Question
Given a nested list of integers represented as a string, implement a parser to deserialize it.
Each element is either an integer, or a list -- whose elements may also be integers or other lists.
Note: You may assume that the string is well-formed:
String is non-empty.
String does not contain white spaces.
String contains only digits 0-9, [, - ,, ].
Example 1:
Given s = "324",
You should return a NestedInteger object which contains a single integer 324.
Example 2:
Given s = "[123,[456,[789]]]",
Return a NestedInteger object containing a nested list with 2 elements:
- An integer containing value 123.
- A nested list containing two elements:
i. An integer containing value 456.
ii. A nested list with one element:
a. An integer containing value 789.
Code
/**
* // This is the interface that allows for creating nested lists.
* // You should not implement it, or speculate about its implementation
* public interface NestedInteger {
* // Constructor initializes an empty nested list.
* public NestedInteger();
*
* // Constructor initializes a single integer.
* public NestedInteger(int value);
*
* // @return true if this NestedInteger holds a single integer, rather than a nested list.
* public boolean isInteger();
*
* // @return the single integer that this NestedInteger holds, if it holds a single integer
* // Return null if this NestedInteger holds a nested list
* public Integer getInteger();
*
* // Set this NestedInteger to hold a single integer.

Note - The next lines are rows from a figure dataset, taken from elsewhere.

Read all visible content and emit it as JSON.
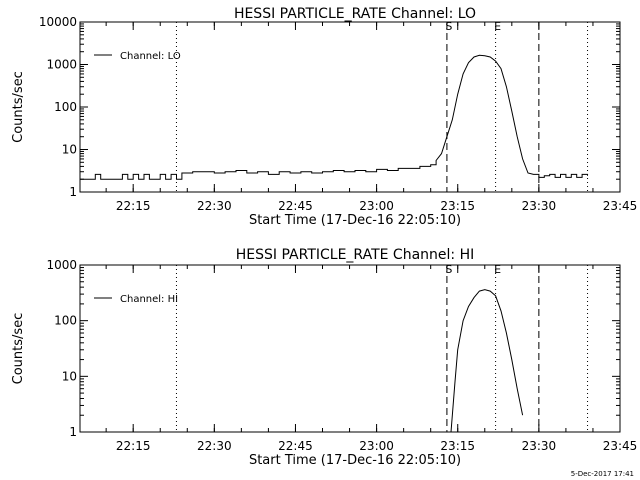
{
  "figure": {
    "timestamp": "5-Dec-2017 17:41"
  },
  "chart_data": [
    {
      "type": "line",
      "title": "HESSI PARTICLE_RATE Channel: LO",
      "xlabel": "Start Time (17-Dec-16 22:05:10)",
      "ylabel": "Counts/sec",
      "yscale": "log",
      "ylim": [
        1,
        10000
      ],
      "xlim": [
        "22:05:10",
        "23:45:00"
      ],
      "x_ticks": [
        "22:15",
        "22:30",
        "22:45",
        "23:00",
        "23:15",
        "23:30",
        "23:45"
      ],
      "y_ticks": [
        "1",
        "10",
        "100",
        "1000",
        "10000"
      ],
      "legend": {
        "position": "top-left",
        "entries": [
          "Channel: LO"
        ]
      },
      "markers": [
        {
          "time": "22:23",
          "style": "dotted",
          "label": ""
        },
        {
          "time": "23:13",
          "style": "dashed",
          "label": "S"
        },
        {
          "time": "23:22",
          "style": "dotted",
          "label": "E"
        },
        {
          "time": "23:30",
          "style": "dashed",
          "label": ""
        },
        {
          "time": "23:39",
          "style": "dotted",
          "label": ""
        }
      ],
      "series": [
        {
          "name": "Channel: LO",
          "x": [
            "22:05:10",
            "22:07",
            "22:08",
            "22:09",
            "22:10",
            "22:12",
            "22:13",
            "22:14",
            "22:15",
            "22:16",
            "22:17",
            "22:18",
            "22:19",
            "22:20",
            "22:21",
            "22:22",
            "22:23",
            "22:24",
            "22:26",
            "22:28",
            "22:30",
            "22:32",
            "22:34",
            "22:36",
            "22:38",
            "22:40",
            "22:42",
            "22:44",
            "22:46",
            "22:48",
            "22:50",
            "22:52",
            "22:54",
            "22:56",
            "22:58",
            "23:00",
            "23:02",
            "23:04",
            "23:06",
            "23:08",
            "23:10",
            "23:11",
            "23:12",
            "23:13",
            "23:14",
            "23:15",
            "23:16",
            "23:17",
            "23:18",
            "23:19",
            "23:20",
            "23:21",
            "23:22",
            "23:23",
            "23:24",
            "23:25",
            "23:26",
            "23:27",
            "23:28",
            "23:29",
            "23:30",
            "23:31",
            "23:32",
            "23:33",
            "23:34",
            "23:35",
            "23:36",
            "23:37",
            "23:38",
            "23:39"
          ],
          "y": [
            2,
            2,
            2.6,
            2,
            2,
            2,
            2.6,
            2,
            2.6,
            2,
            2.6,
            2,
            2,
            2.6,
            2,
            2.6,
            2,
            2.8,
            3,
            3,
            2.8,
            3,
            3.2,
            2.8,
            3,
            2.6,
            3,
            2.8,
            3,
            2.8,
            3,
            3.2,
            3,
            3.2,
            3,
            3.4,
            3.2,
            3.6,
            3.6,
            4,
            4.4,
            5.5,
            8,
            20,
            50,
            200,
            600,
            1100,
            1500,
            1650,
            1600,
            1500,
            1200,
            800,
            300,
            80,
            20,
            6,
            2.8,
            2.6,
            2.2,
            2.4,
            2.6,
            2.2,
            2.6,
            2.2,
            2.6,
            2.2,
            2.6,
            2.4
          ]
        }
      ]
    },
    {
      "type": "line",
      "title": "HESSI PARTICLE_RATE Channel: HI",
      "xlabel": "Start Time (17-Dec-16 22:05:10)",
      "ylabel": "Counts/sec",
      "yscale": "log",
      "ylim": [
        1,
        1000
      ],
      "xlim": [
        "22:05:10",
        "23:45:00"
      ],
      "x_ticks": [
        "22:15",
        "22:30",
        "22:45",
        "23:00",
        "23:15",
        "23:30",
        "23:45"
      ],
      "y_ticks": [
        "1",
        "10",
        "100",
        "1000"
      ],
      "legend": {
        "position": "top-left",
        "entries": [
          "Channel: HI"
        ]
      },
      "markers": [
        {
          "time": "22:23",
          "style": "dotted",
          "label": ""
        },
        {
          "time": "23:13",
          "style": "dashed",
          "label": "S"
        },
        {
          "time": "23:22",
          "style": "dotted",
          "label": "E"
        },
        {
          "time": "23:30",
          "style": "dashed",
          "label": ""
        },
        {
          "time": "23:39",
          "style": "dotted",
          "label": ""
        }
      ],
      "series": [
        {
          "name": "Channel: HI",
          "x": [
            "23:13:45",
            "23:14:30",
            "23:15",
            "23:16",
            "23:17",
            "23:18",
            "23:19",
            "23:20",
            "23:21",
            "23:22",
            "23:23",
            "23:24",
            "23:25",
            "23:26",
            "23:27"
          ],
          "y": [
            1,
            8,
            30,
            100,
            180,
            260,
            340,
            360,
            340,
            280,
            150,
            60,
            20,
            6,
            2
          ]
        }
      ]
    }
  ]
}
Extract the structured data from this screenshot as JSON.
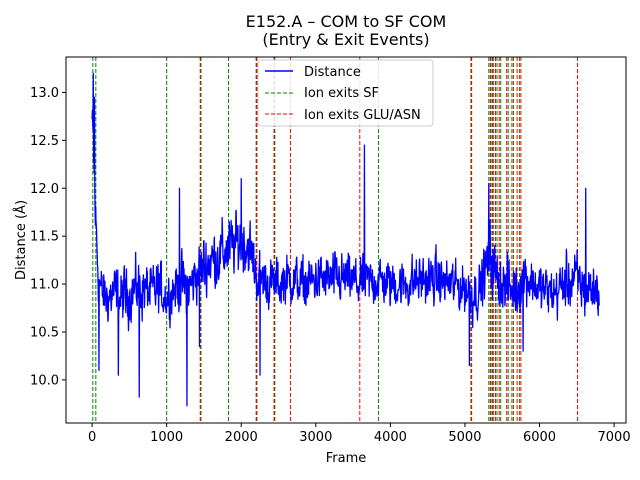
{
  "chart_data": {
    "type": "line",
    "title": "E152.A – COM to SF COM",
    "subtitle": "(Entry & Exit Events)",
    "xlabel": "Frame",
    "ylabel": "Distance (Å)",
    "xlim": [
      -350,
      7160
    ],
    "ylim": [
      9.55,
      13.37
    ],
    "xticks": [
      0,
      1000,
      2000,
      3000,
      4000,
      5000,
      6000,
      7000
    ],
    "yticks": [
      10.0,
      10.5,
      11.0,
      11.5,
      12.0,
      12.5,
      13.0
    ],
    "xtick_labels": [
      "0",
      "1000",
      "2000",
      "3000",
      "4000",
      "5000",
      "6000",
      "7000"
    ],
    "ytick_labels": [
      "10.0",
      "10.5",
      "11.0",
      "11.5",
      "12.0",
      "12.5",
      "13.0"
    ],
    "grid": false,
    "legend_position": "top-center",
    "series": [
      {
        "name": "Distance",
        "color": "#0000ff",
        "style": "solid",
        "frame_count": 6800,
        "envelope": {
          "x": [
            0,
            20,
            50,
            80,
            120,
            200,
            300,
            400,
            500,
            600,
            700,
            800,
            900,
            1000,
            1100,
            1200,
            1300,
            1400,
            1500,
            1600,
            1700,
            1800,
            1900,
            2000,
            2100,
            2200,
            2300,
            2400,
            2500,
            2600,
            2700,
            2800,
            2900,
            3000,
            3200,
            3400,
            3600,
            3800,
            4000,
            4200,
            4400,
            4600,
            4800,
            5000,
            5100,
            5200,
            5300,
            5350,
            5400,
            5500,
            5600,
            5700,
            5800,
            6000,
            6200,
            6400,
            6500,
            6600,
            6700,
            6800
          ],
          "y_center": [
            12.7,
            12.3,
            11.6,
            11.2,
            10.9,
            10.85,
            10.9,
            10.85,
            10.9,
            10.95,
            10.95,
            10.9,
            10.95,
            10.85,
            10.95,
            11.0,
            10.95,
            11.1,
            11.2,
            11.25,
            11.3,
            11.35,
            11.4,
            11.45,
            11.4,
            11.1,
            11.05,
            11.0,
            11.0,
            11.05,
            11.05,
            11.0,
            11.0,
            11.05,
            11.05,
            11.05,
            11.0,
            11.05,
            11.0,
            11.0,
            11.05,
            11.05,
            11.0,
            10.95,
            10.9,
            10.95,
            11.2,
            11.3,
            11.1,
            11.0,
            10.95,
            10.95,
            11.1,
            10.95,
            10.9,
            11.05,
            11.05,
            10.95,
            10.95,
            10.95
          ],
          "y_halfwidth": [
            0.4,
            0.4,
            0.6,
            0.55,
            0.45,
            0.4,
            0.45,
            0.45,
            0.45,
            0.45,
            0.45,
            0.45,
            0.45,
            0.35,
            0.4,
            0.45,
            0.45,
            0.45,
            0.5,
            0.5,
            0.5,
            0.5,
            0.5,
            0.5,
            0.5,
            0.45,
            0.4,
            0.4,
            0.4,
            0.4,
            0.4,
            0.4,
            0.4,
            0.4,
            0.4,
            0.4,
            0.4,
            0.4,
            0.4,
            0.4,
            0.4,
            0.4,
            0.4,
            0.4,
            0.45,
            0.4,
            0.5,
            0.6,
            0.5,
            0.45,
            0.45,
            0.45,
            0.45,
            0.4,
            0.4,
            0.45,
            0.45,
            0.45,
            0.45,
            0.45
          ]
        },
        "spikes": [
          {
            "x": 15,
            "y": 13.2
          },
          {
            "x": 30,
            "y": 12.95
          },
          {
            "x": 90,
            "y": 10.1
          },
          {
            "x": 350,
            "y": 10.05
          },
          {
            "x": 630,
            "y": 9.82
          },
          {
            "x": 1170,
            "y": 12.0
          },
          {
            "x": 1270,
            "y": 9.73
          },
          {
            "x": 1440,
            "y": 10.35
          },
          {
            "x": 2000,
            "y": 12.1
          },
          {
            "x": 2250,
            "y": 10.05
          },
          {
            "x": 3650,
            "y": 12.45
          },
          {
            "x": 5060,
            "y": 10.15
          },
          {
            "x": 5320,
            "y": 12.05
          },
          {
            "x": 5780,
            "y": 10.3
          },
          {
            "x": 6620,
            "y": 12.0
          }
        ]
      },
      {
        "name": "Ion exits SF",
        "color": "#008000",
        "style": "dashed",
        "x": [
          10,
          50,
          1000,
          1460,
          1830,
          2200,
          2450,
          3840,
          5080,
          5320,
          5350,
          5380,
          5430,
          5480,
          5580,
          5650,
          5730
        ]
      },
      {
        "name": "Ion exits GLU/ASN",
        "color": "#ff0000",
        "style": "dashed",
        "x": [
          1450,
          2210,
          2440,
          2660,
          3590,
          5090,
          5340,
          5370,
          5410,
          5460,
          5560,
          5630,
          5700,
          5750,
          6510
        ]
      }
    ]
  }
}
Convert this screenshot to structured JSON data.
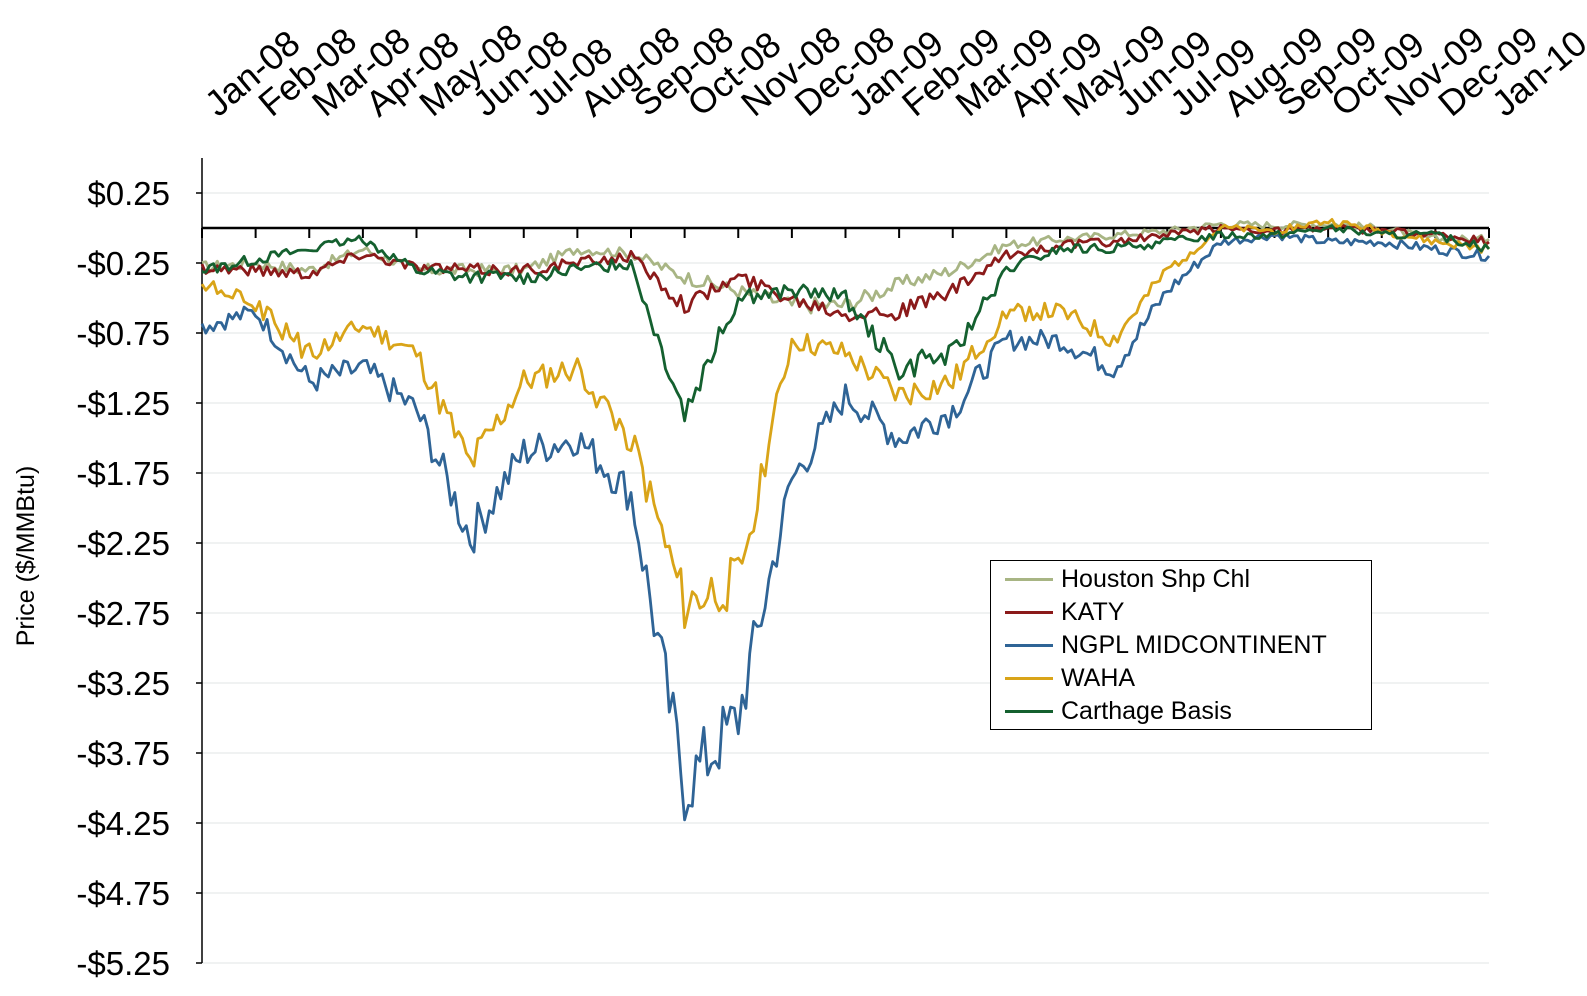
{
  "chart_data": {
    "type": "line",
    "title": "",
    "xlabel": "",
    "ylabel": "Price ($/MMBtu)",
    "ylim": [
      -5.25,
      0.5
    ],
    "y_ticks": [
      "$0.25",
      "-$0.25",
      "-$0.75",
      "-$1.25",
      "-$1.75",
      "-$2.25",
      "-$2.75",
      "-$3.25",
      "-$3.75",
      "-$4.25",
      "-$4.75",
      "-$5.25"
    ],
    "y_tick_values": [
      0.25,
      -0.25,
      -0.75,
      -1.25,
      -1.75,
      -2.25,
      -2.75,
      -3.25,
      -3.75,
      -4.25,
      -4.75,
      -5.25
    ],
    "x_ticks": [
      "Jan-08",
      "Feb-08",
      "Mar-08",
      "Apr-08",
      "May-08",
      "Jun-08",
      "Jul-08",
      "Aug-08",
      "Sep-08",
      "Oct-08",
      "Nov-08",
      "Dec-08",
      "Jan-09",
      "Feb-09",
      "Mar-09",
      "Apr-09",
      "May-09",
      "Jun-09",
      "Jul-09",
      "Aug-09",
      "Sep-09",
      "Oct-09",
      "Nov-09",
      "Dec-09",
      "Jan-10"
    ],
    "x": [
      "Jan-08",
      "Feb-08",
      "Mar-08",
      "Apr-08",
      "May-08",
      "Jun-08",
      "Jul-08",
      "Aug-08",
      "Sep-08",
      "Oct-08",
      "Nov-08",
      "Dec-08",
      "Jan-09",
      "Feb-09",
      "Mar-09",
      "Apr-09",
      "May-09",
      "Jun-09",
      "Jul-09",
      "Aug-09",
      "Sep-09",
      "Oct-09",
      "Nov-09",
      "Dec-09",
      "Jan-10"
    ],
    "zero_line": true,
    "grid": true,
    "legend_position": "center-right",
    "series": [
      {
        "name": "Houston Shp Chl",
        "color": "#a8b584",
        "values": [
          -0.28,
          -0.25,
          -0.3,
          -0.15,
          -0.3,
          -0.3,
          -0.3,
          -0.15,
          -0.18,
          -0.35,
          -0.45,
          -0.55,
          -0.55,
          -0.4,
          -0.3,
          -0.12,
          -0.08,
          -0.05,
          -0.02,
          0.03,
          0.02,
          0.03,
          0.0,
          -0.08,
          -0.08
        ]
      },
      {
        "name": "KATY",
        "color": "#8b1a1a",
        "values": [
          -0.28,
          -0.3,
          -0.32,
          -0.18,
          -0.28,
          -0.3,
          -0.3,
          -0.25,
          -0.2,
          -0.55,
          -0.35,
          -0.5,
          -0.6,
          -0.6,
          -0.45,
          -0.2,
          -0.12,
          -0.1,
          -0.05,
          0.0,
          -0.02,
          0.0,
          -0.02,
          -0.05,
          -0.1
        ]
      },
      {
        "name": "NGPL MIDCONTINENT",
        "color": "#2f6496",
        "values": [
          -0.7,
          -0.6,
          -1.1,
          -1.0,
          -1.3,
          -2.2,
          -1.6,
          -1.5,
          -1.9,
          -4.0,
          -3.5,
          -1.8,
          -1.2,
          -1.5,
          -1.3,
          -0.8,
          -0.8,
          -1.0,
          -0.45,
          -0.1,
          -0.05,
          -0.1,
          -0.1,
          -0.15,
          -0.2
        ]
      },
      {
        "name": "WAHA",
        "color": "#d9a418",
        "values": [
          -0.4,
          -0.55,
          -0.9,
          -0.7,
          -0.9,
          -1.7,
          -1.1,
          -1.0,
          -1.5,
          -2.7,
          -2.5,
          -0.8,
          -0.9,
          -1.2,
          -1.1,
          -0.6,
          -0.6,
          -0.8,
          -0.3,
          0.0,
          -0.02,
          0.05,
          -0.02,
          -0.1,
          -0.15
        ]
      },
      {
        "name": "Carthage Basis",
        "color": "#14602f",
        "values": [
          -0.3,
          -0.22,
          -0.15,
          -0.08,
          -0.3,
          -0.35,
          -0.35,
          -0.3,
          -0.25,
          -1.3,
          -0.5,
          -0.45,
          -0.5,
          -1.0,
          -0.9,
          -0.3,
          -0.15,
          -0.15,
          -0.1,
          -0.05,
          -0.05,
          0.0,
          -0.05,
          -0.05,
          -0.15
        ]
      }
    ]
  }
}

* public void setInteger(int value);
*
* // Set this NestedInteger to hold a nested list and adds a nested integer to it.
* public void add(NestedInteger ni);
*
* // @return the nested list that this NestedInteger holds, if it holds a nested list
* // Return null if this NestedInteger holds a single integer
* public List<NestedInteger> getList();
* }
*/
public class Solution {
public NestedInteger deserialize(String s) {
if (s.isEmpty()) return null;
if (s.charAt(0) != '[') return new NestedInteger(Integer.valueOf(s));
Stack<NestedInteger> stack = new Stack<>();
NestedInteger curr = null;
StringBuilder sb = new StringBuilder();
for (int i = 0; i < s.length(); i++) {
char c = s.charAt(i);
if (c == '[') {
if (curr != null) stack.push(curr);
curr = new NestedInteger();
} else if (c == ']') {
if (sb.length() > 0) {
curr.add(new NestedInteger(Integer.valueOf(sb.toString())));
sb.delete(0, sb.length());
}
if (!stack.isEmpty()) {
NestedInteger ni = stack.pop();
ni.add(curr);
curr = ni;
}
} else if (c == ',') {
if (s.charAt(i - 1) != ']') {
curr.add(new NestedInteger(Integer.valueOf(sb.toString())));
sb.delete(0, sb.length());
}
} else {
sb.append(c);
}
}
return curr;
}
}
Solution
http://m.blog.csdn.net/article/details?id=52259424
遇到’[‘字符肯定是要产生一个新的 NestedInteger 对象的。
遇到’]’字符则表明上一个元素可以结束了,此时要处理这里面的整型字符串,将其解析成int值再传给当前的NestedInteger对象。并且呢,由于当前元素已经结束解析,还需要将它传给它的父NestedInteger。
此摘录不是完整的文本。